In: Anatomy and Physiology
The chemical Bay K8644 is an activator of voltage-gated Ca2+ channels. If you were to inject this chemical into a frog, how would you predict neuron function would be affected? Make sure you describe how an action potential reaching the synapse results in a response in the post-synaptic cell (i.e. what are the steps involved in chemical synapse function)?
Neurons communicate with each other via signaling at the synapse. This signaling is via generation of action potential. The pre-synaptic neuron will generate an action potential in response to signals received which then causes the release of neurotransmitter (chemical signal) from presynaptic vesicles at the axon terminal. Neurotransmitter is released at the synapse. This neurotransmitter can be inhibitory or excitatory neurotransmitter, depending on whether the action potential is stimulated or inhibited in the post-synaptic neuron.
At the synapse, the neurotransmitter will bind to the receptor present on the plasma membrane of the post-synaptic neuron. Depending on the neurotransmitter, voltage gated ion channels associated with the receptor are opened. Positive ions include Na+,Ca2+ etc are excitatory and will cause generation of action potential in post-synaptic membrane. Inhibitory actions are mostly via negative ions such as Cl-. Entry of positive ions will cause depolarization, which makes the membrane potential more positive. When the depolarization increases beyond a threshold potential, an action potential is generated. Once action potential is generated, the membrane potential becomes more negative via repolarization. The resting membrane potential is reinstated via hyperpolarization.
DRG neurons of frog are sensory neurons that are activated by sensory stimuli. The effect of Bay 8644 on the L type calcium channels lead to increased currents. L type calcium channels are required for calcium release. The increased calcium will cause the presynaptic vesicles that contain neurotransmitter to fuse with the presynaptic neuron. As a result, there will be increased release of neurotransmitter at the synapse. Dopamine is the neurotransmitter that is released by DRG neurons. Dopamine can be inhibitory or stimulator depending on its role. Its secretion will increase when the frog are treated with Bay 8644. Similar actions will be seen on all neurons that contain the L type Ca channels. This leads to increase neurotransmitter release by the pre-synaptic neurons.

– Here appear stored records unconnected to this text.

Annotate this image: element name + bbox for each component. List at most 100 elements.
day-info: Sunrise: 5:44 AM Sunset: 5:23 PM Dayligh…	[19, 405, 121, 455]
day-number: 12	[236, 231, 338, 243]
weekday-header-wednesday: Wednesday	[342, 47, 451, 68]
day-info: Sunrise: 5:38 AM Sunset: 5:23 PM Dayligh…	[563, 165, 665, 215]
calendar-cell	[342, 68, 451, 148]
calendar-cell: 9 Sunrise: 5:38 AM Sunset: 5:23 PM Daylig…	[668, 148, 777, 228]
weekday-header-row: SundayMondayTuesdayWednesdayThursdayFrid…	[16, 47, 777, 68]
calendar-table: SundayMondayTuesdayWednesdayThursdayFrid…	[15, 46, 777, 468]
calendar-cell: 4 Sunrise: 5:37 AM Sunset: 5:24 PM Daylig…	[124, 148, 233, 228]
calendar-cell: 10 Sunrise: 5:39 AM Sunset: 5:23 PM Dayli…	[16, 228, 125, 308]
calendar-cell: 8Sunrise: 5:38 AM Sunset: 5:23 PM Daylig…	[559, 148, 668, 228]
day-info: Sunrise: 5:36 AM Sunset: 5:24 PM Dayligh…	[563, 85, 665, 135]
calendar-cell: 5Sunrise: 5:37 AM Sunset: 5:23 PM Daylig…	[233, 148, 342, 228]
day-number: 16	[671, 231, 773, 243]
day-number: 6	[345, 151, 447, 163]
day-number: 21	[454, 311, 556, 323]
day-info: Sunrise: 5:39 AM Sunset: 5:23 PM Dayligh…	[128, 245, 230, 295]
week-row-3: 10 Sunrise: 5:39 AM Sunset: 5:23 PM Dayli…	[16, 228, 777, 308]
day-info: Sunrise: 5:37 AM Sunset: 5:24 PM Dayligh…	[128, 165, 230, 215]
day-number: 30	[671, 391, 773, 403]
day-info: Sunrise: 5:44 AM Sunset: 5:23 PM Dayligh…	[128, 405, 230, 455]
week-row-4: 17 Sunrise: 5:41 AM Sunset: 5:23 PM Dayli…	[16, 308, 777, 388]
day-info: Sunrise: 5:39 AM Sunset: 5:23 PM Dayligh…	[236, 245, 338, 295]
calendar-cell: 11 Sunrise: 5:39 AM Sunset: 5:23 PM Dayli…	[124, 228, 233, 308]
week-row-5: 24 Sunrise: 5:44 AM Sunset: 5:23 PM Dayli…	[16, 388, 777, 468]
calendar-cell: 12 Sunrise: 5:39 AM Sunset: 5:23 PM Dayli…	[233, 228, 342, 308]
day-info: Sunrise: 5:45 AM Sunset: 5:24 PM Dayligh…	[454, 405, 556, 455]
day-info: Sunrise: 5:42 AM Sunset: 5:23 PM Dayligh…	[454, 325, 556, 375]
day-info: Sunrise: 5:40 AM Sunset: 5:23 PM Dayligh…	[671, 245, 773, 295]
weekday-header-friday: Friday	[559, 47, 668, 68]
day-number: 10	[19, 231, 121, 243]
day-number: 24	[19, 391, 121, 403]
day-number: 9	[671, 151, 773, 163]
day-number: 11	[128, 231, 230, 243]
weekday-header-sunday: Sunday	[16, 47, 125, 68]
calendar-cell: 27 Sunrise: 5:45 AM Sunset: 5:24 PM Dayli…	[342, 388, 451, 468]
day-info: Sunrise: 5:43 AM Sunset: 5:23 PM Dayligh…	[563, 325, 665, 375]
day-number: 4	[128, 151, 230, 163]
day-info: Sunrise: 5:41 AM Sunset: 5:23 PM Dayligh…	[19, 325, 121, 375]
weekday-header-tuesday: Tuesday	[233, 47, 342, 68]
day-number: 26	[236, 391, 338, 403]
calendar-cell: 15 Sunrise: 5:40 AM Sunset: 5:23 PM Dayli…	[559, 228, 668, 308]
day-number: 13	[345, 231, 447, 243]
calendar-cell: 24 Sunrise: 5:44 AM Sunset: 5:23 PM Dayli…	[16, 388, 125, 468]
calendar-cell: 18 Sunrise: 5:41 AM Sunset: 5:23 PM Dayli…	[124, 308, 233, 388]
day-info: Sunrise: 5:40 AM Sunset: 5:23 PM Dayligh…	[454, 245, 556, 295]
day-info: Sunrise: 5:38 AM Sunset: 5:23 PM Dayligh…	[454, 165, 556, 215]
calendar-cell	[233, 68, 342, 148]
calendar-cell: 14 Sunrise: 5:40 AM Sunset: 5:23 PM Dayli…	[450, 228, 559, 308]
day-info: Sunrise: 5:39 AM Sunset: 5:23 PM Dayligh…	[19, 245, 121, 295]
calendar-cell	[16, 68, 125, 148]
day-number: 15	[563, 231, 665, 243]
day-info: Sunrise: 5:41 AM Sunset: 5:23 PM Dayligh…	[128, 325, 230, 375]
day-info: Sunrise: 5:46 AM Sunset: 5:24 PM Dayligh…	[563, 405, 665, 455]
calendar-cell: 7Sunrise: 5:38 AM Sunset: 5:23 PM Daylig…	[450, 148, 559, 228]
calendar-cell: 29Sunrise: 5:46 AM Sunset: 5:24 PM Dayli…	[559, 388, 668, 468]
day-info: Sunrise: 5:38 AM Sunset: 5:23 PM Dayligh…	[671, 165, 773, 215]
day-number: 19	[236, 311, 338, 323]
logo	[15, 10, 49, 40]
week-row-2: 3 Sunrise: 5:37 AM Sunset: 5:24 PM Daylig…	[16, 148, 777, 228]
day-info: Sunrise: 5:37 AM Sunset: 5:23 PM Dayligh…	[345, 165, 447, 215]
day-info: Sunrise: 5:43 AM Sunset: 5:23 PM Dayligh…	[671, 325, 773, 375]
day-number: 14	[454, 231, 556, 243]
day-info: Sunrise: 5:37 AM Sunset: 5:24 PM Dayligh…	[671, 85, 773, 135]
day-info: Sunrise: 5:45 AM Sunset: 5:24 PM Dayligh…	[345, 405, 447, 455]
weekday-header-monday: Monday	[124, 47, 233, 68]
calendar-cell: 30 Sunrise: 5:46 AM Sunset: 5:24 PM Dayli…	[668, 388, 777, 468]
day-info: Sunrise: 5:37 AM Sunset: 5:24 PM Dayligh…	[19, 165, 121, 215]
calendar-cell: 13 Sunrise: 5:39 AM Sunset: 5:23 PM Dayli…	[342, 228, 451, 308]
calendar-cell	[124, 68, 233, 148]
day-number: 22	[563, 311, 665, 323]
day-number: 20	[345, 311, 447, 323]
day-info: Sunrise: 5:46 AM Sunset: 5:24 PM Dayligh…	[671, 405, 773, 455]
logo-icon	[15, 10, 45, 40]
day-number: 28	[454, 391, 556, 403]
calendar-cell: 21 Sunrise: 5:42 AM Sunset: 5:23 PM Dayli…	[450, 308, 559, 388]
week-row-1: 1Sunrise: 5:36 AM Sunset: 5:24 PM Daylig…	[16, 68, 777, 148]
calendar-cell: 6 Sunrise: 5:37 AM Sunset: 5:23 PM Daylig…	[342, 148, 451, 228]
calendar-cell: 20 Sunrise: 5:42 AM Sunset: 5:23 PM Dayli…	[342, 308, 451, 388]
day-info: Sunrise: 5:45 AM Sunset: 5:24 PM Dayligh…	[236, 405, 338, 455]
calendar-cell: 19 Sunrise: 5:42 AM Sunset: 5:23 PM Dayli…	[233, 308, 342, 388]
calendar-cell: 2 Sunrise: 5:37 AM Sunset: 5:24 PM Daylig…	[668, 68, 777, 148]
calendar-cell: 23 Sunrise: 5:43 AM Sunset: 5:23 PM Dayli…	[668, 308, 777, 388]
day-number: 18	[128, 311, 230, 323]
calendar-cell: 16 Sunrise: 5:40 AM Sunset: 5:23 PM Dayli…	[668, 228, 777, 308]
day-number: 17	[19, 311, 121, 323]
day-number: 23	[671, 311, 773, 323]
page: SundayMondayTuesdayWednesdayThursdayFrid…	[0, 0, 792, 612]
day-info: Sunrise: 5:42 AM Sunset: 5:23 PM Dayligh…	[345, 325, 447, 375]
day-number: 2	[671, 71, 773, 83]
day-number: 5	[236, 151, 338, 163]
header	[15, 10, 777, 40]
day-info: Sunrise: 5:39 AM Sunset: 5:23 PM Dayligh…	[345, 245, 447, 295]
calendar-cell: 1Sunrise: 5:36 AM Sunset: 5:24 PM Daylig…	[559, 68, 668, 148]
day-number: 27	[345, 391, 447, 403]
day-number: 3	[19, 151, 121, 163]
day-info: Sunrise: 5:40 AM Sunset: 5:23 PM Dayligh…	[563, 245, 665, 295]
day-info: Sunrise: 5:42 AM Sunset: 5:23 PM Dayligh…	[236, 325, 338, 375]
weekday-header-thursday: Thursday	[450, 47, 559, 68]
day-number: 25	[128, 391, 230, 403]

In skeletal muscles of the frog, there are L type calcium channels called dihydropyridine receptor (DHPR) that are coupled to ryanodine receptor/Ca2+ release channel (RyR/CRC). Skeletal muscle acts as post synaptic cell of the neuromuscular junction. Increased binding of neurotransmitter to the receptor lead to opening of L type calcium channel which leads to increased calcium conductance. Increased calcium conductance will cause the RyR to be stimulated. This will lead to increased calcium release from the sarcoplasmic reticulum. As a result, calcium will bind to troponin and will free myosin binding sites on actin. This leads to increased cross bridging and increased muscle contraction. Bay K8644 is an activator of L type voltage gated calcium channels. Bay K8644 does not affect the channel conductance but maintain large stable opening of the channel. Hence, Bay K8644 increased muscle contraction. Thus, there will be tetanic contractions in the frog skeletal muscles.
In case of cardiac muscles, the opening of the L type calcium channels in the cardiac cells will lead to increased contraction. Thus, there will be increased contractile force in heart. In case of vascular smooth muscle, increase ICa generated will lead to blood vessel constriction due to increased release of calcium. Calcium is known to increase activity of myosin light chain kinase that phosphorylates myosin for increased contraction.
Thus, neurons will be stimulated for increased neurotransmitter release when the frog is treated with Bay 8644.